ReplyDeleteGreat article. The persistence layer has always been a blocker for me, in every attempt to create a truly modular architecture.
ReplyDeleteThanks Peter to dive willingly into this fussy mess!
As for our persistence setup: we are using Gemini JPA (EclipseLink), Gemini DBAccess and Derby. All that successfully deployed in Virgo and Felix.
I had to write some glue code to pull JDBC properties from the ConfigAdmin, but I think it's not necessary anymore since the latest release.

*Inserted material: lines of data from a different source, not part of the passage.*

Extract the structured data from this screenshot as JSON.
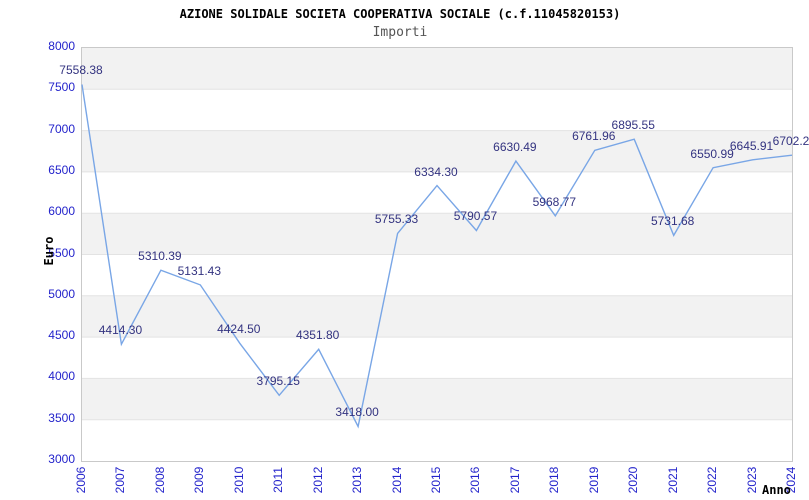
{
  "chart_data": {
    "type": "line",
    "title": "AZIONE SOLIDALE SOCIETA COOPERATIVA SOCIALE (c.f.11045820153)",
    "subtitle": "Importi",
    "xlabel": "Anno",
    "ylabel": "Euro",
    "x": [
      "2006",
      "2007",
      "2008",
      "2009",
      "2010",
      "2011",
      "2012",
      "2013",
      "2014",
      "2015",
      "2016",
      "2017",
      "2018",
      "2019",
      "2020",
      "2021",
      "2022",
      "2023",
      "2024"
    ],
    "values": [
      7558.38,
      4414.3,
      5310.39,
      5131.43,
      4424.5,
      3795.15,
      4351.8,
      3418.0,
      5755.33,
      6334.3,
      5790.57,
      6630.49,
      5968.77,
      6761.96,
      6895.55,
      5731.68,
      6550.99,
      6645.91,
      6702.2
    ],
    "point_labels": [
      "7558.38",
      "4414.30",
      "5310.39",
      "5131.43",
      "4424.50",
      "3795.15",
      "4351.80",
      "3418.00",
      "5755.33",
      "6334.30",
      "5790.57",
      "6630.49",
      "5968.77",
      "6761.96",
      "6895.55",
      "5731.68",
      "6550.99",
      "6645.91",
      "6702.2"
    ],
    "ylim": [
      3000,
      8000
    ],
    "ytick_step": 500,
    "grid": "horizontal gridlines with alternating gray/white bands every 500",
    "legend": "none",
    "colors": {
      "line": "#79a6e6",
      "tick_label": "#2323cb",
      "value_label": "#333380",
      "band_gray": "#f2f2f2",
      "gridline": "#e3e3e3",
      "plot_border": "#c9c9c9",
      "title": "#000000",
      "subtitle": "#555555"
    }
  }
}
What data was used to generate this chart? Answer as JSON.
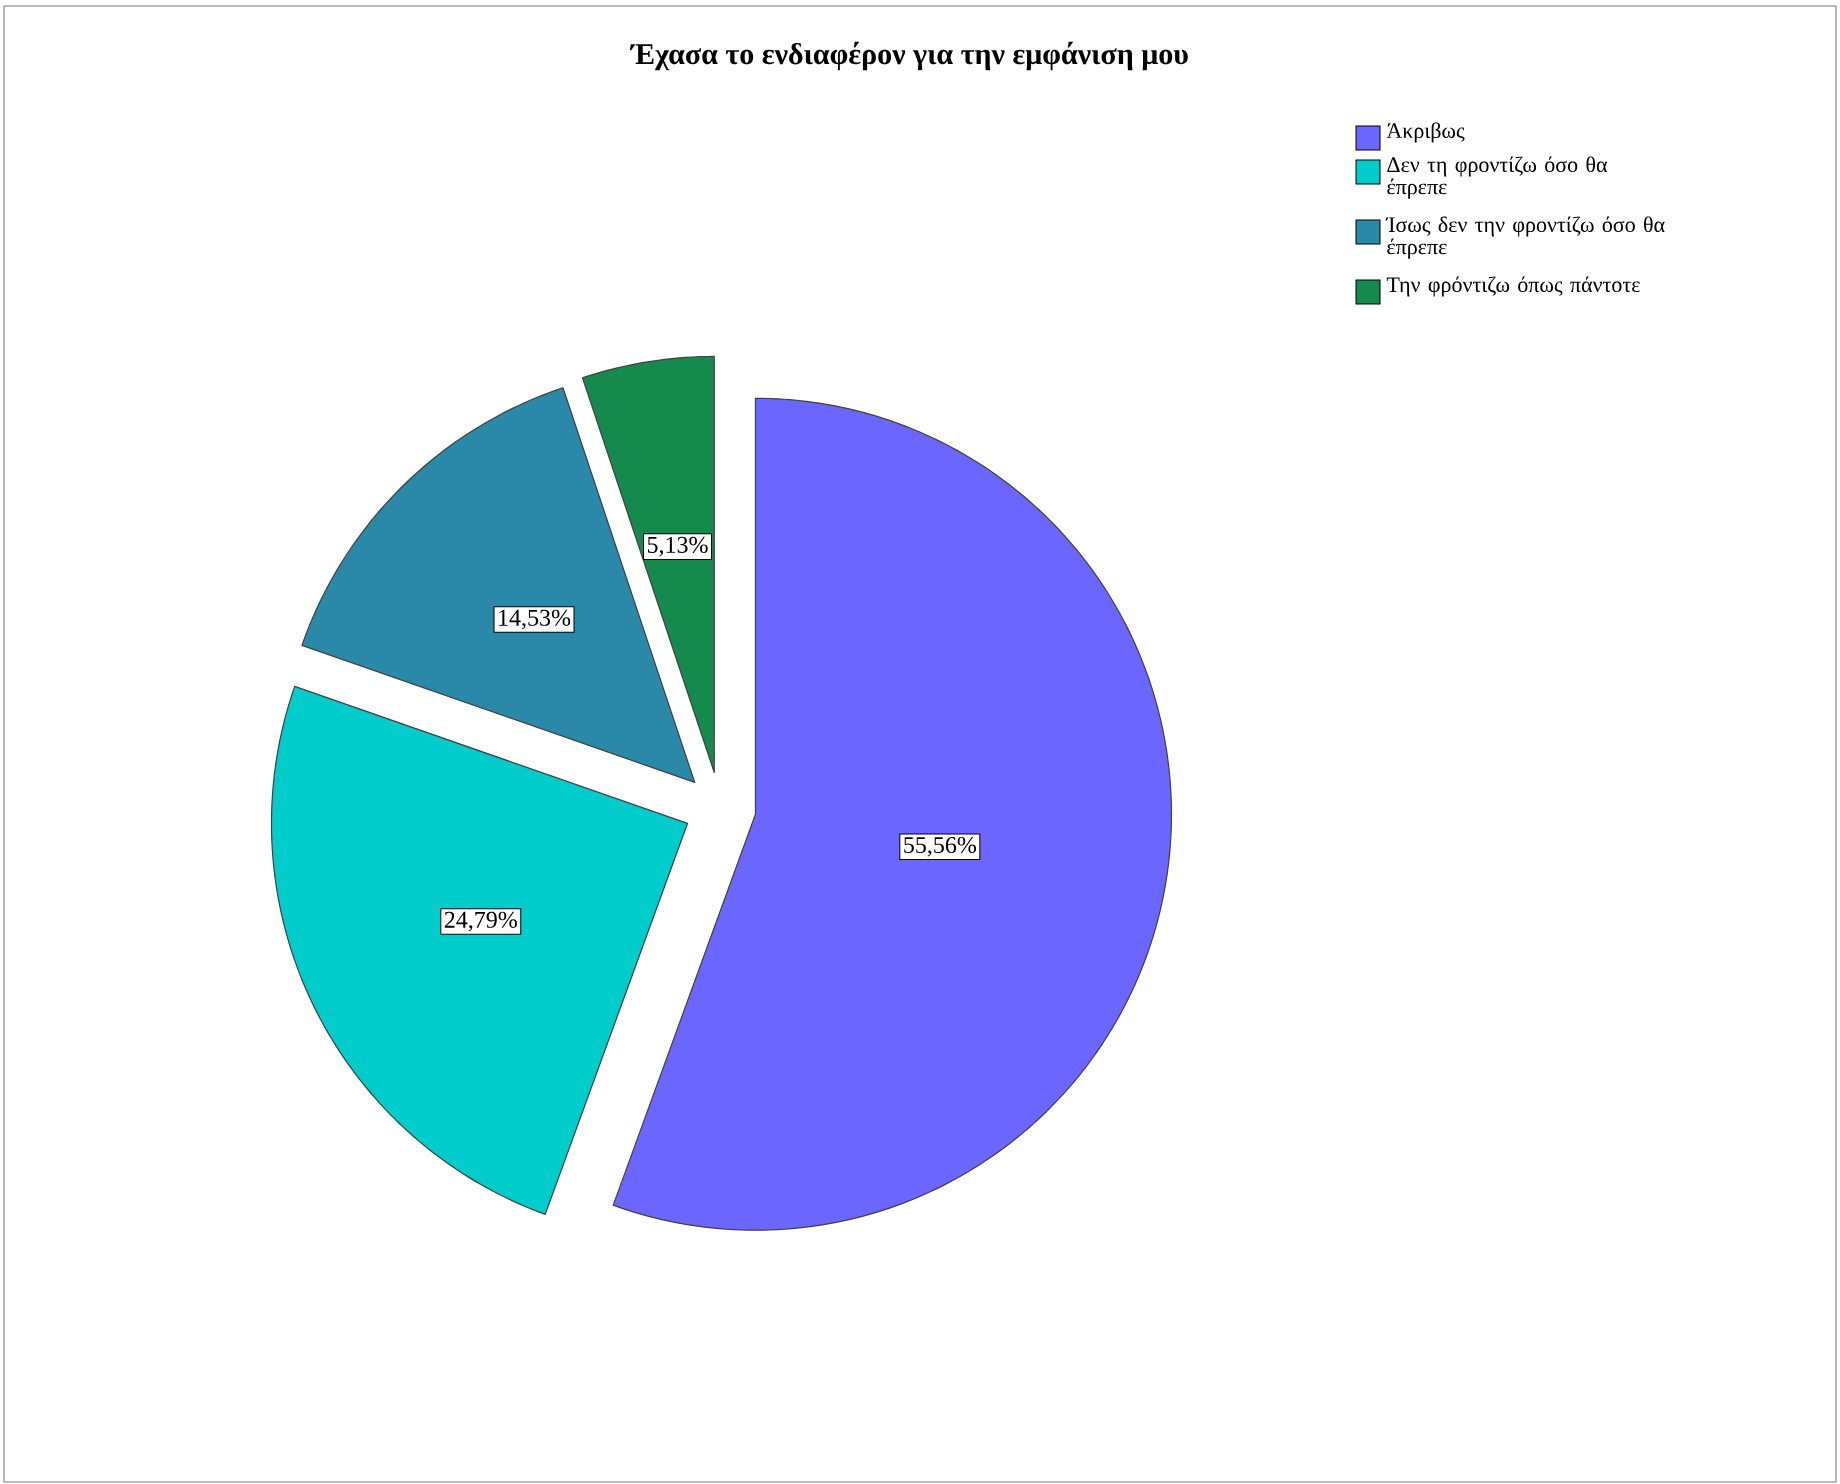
{
  "chart_data": {
    "type": "pie",
    "title": "Έχασα το ενδιαφέρον για την εμφάνιση μου",
    "categories": [
      "Άκριβως",
      "Δεν τη φροντίζω όσο θα έπρεπε",
      "Ίσως δεν την φροντίζω όσο θα έπρεπε",
      "Την φρόντιζω όπως πάντοτε"
    ],
    "values": [
      55.56,
      24.79,
      14.53,
      5.13
    ],
    "colors": [
      "#6b66ff",
      "#00cccc",
      "#2a88a8",
      "#148a4c"
    ],
    "value_labels": [
      "55,56%",
      "24,79%",
      "14,53%",
      "5,13%"
    ],
    "legend": "top right"
  }
}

Gemini uses the OSGi JPA and JDBC spec so it should be plug & play out of the box (but I didn't try it myself).
An other thing which is a big issue for me is the monolithic nature of the JPA persistence units (that is, the limitations in the JPA spec, §127.3.2).
That's another topic, but I wonder if there are plans to address this in a near futur?
/Thomas Gillet
Quoting from your blog: "If a Transaction Manager service is registered, then this manager must be used by the JPA and database implementations".
ReplyDeleteI agree this should be true in an ideal OSGi model, and this is more or less obvious to anyone familiar with Java EE or Spring, but sadly, the current OSGi JTA and JPA specs are completely unrelated. So even if you have a transaction manager service and an entity manager factory service, it is completely undefined how they should interact.
I'm not aware of any OSGi standard dealing with declarative transactions, and JPA + JTA without declarative transactions is only half a story.
Aries has a Blueprint extension for declarative transactions - I once built a demo with it which worked fine, but I don't really want to be forced to use Blueprint (aka Spring in disguise with lots of ugly XML configuration.)
My preferred combination would be OSGi JDBC + JPA + CDI + a CDI-only transactional interceptor.
I had this running some time ago based on Pax JDBC, Pax CDI, Pax JPA (unreleased) and a snapshot version of DeltaSpike JPA (implementing a @Transactional bean scope), but this stopped working after some changes in DeltaSpike that broke OSGi imports and I haven't tried again for a while.
Anyway, it shouldn't be too hard to build a demo with that approach, possibly using a patched version of DeltaSpike.
I think one part that is missing in the OSGi JPA and JTA specs is how they interact with the user code of a typical class using JPA.
ReplyDeleteI see two cases:
1. Using the JEE like programming model with @PersistenceContext to inject the EM and @Transaction to mark transaction boundaries.
2. Using a programmatic approach where you mark transactions using a Template based approach. Closures make this feasible at last.
Both approaches require definition of Transactional boundaries and how they react when objects call each other. Most of this should be specified in JEE already but some thing might be OSGi specific.
I think we are also missing a nice model to inject the EntityManager. The JEE model of directly injecting the EM looks a bit broken to me when one instance is used by several threads. I would prefer somethng like a Supplier to be injected to cope with the fact that EM is not thread safe.
I also think a managed EM could be defined as service by publishing such a Supplier as a service per persistence unit.